Au fil de l’écoute, l’album prend encore davantage des airs de grand-messe. Gorgé de grands effets orchestraux, de chœurs extatiques, Lux assume sa dramaturgie et ses excès avec une audace et un jusqu’au-boutisme soufflants (et de l’humour aussi, malgré tout). Polyglotte, il s’exprime en pas moins de treize langues: castillan, catalan, portugais, anglais, allemand, français mais aussi… ukrainien, arabe et hébreu. Comme quoi, même en fuyant les commentaires politiques (sur les réseaux, des voix se sont régulièrement élevées pour dénoncer son silence sur Gaza), Rosalía n’est pas étrangère au chaos du monde.
Elle n’est même pas loin de le refléter, tant Lux déborde de toutes parts, bourré de références et d’infos et de sens, parfois contradictoires. Est-il une ode spirituelle ou un disque de rupture amoureuse? La Perla parle, par exemple, de «fiasco total, de connard de classe mondiale», tandis que La Rumba del perdón rumine sur cet amant «parti chercher des clopes et qui ne revient plus». De la même manière, Jeanne fait évidemment référence à Jeanne d’Arc. Mais à quelle version de la «Pucelle d’Orléans» se raccroche Rosalía? A la grande mystique française? Ou à la figure queer, cheveux courts, habillée en soldat –«Je ne serai ni un homme, non plus une femme/C’est mon cœur qui me nomme», chante l’Espagnole en français dans le texte…
Enquête spirituelle
Au bout de l’unique écoute parisienne, on en ressort un peu pantois, un poil sonné –beaucoup d’infos à décortiquer, quantités d’émotions à analyser. C’est ce moment-là que la principale intéressée choisit pour faire son… apparition. Dans une semi-obscurité, Rosalía confirme: «Mon but en tant qu’artiste est de devenir toujours plus libre, aussi bien dans mes textes que dans mes compositions.» Quitte donc à s’éloigner un temps de Willie Colón pour se rapprocher de Puccini ou Beethoven –«En réalité, cela fait des années que j’essaie par exemple d’écrire un aria en italien» (rires).

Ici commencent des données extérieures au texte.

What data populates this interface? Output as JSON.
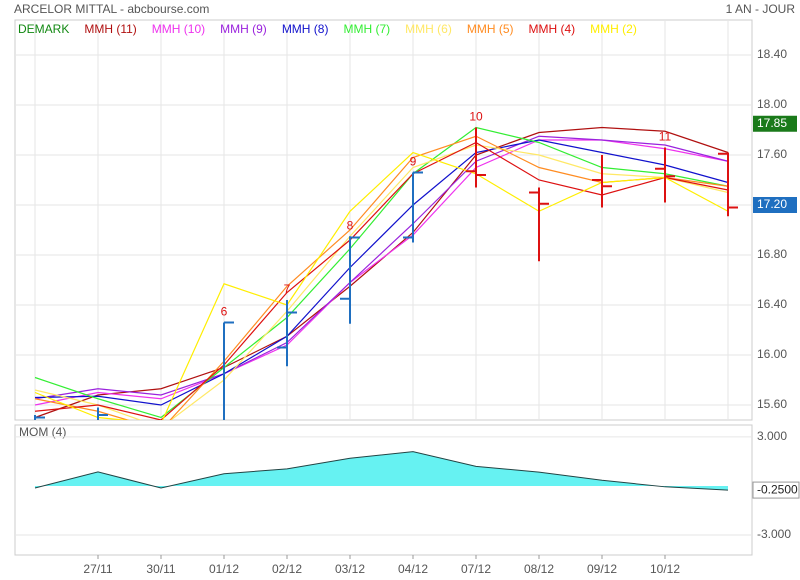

Influencé par la musique classique, Lux est découpé en quatre mouvements, évoquant plusieurs figures mystiques féminines, précise encore la chanteuse. «Ce disque fonctionne presque comme une… hagiographie –c’est bien ça, le mot? J’ai étudié la vie de saintes, de figures spirituelles, un peu partout dans le monde. Je ne les ai pas choisies au hasard. D’une manière ou d’une autre, leurs pensées se font écho. C’était presque comme une grande enquête. Pendant la création de l’album, j’avais même dressé un plan, et je traçais des liens entre chacune d’elles.» On n’en saura pas davantage sur ses méthodes d’investigation. «J’imagine que vous avez tous eu une semaine très chargée, je ne vais pas vous voler davantage votre temps», glisse-t-elle, avant qu’on ait pu éventuellement tenter l’une ou l’autre question –de toute façon pas au programme.
Comme celles de Dieu, les voies de Rosalía restent impénétrables. Avec au moins cet avantage de ne pas avoir besoin de croire pour y céder. Frissons garantis.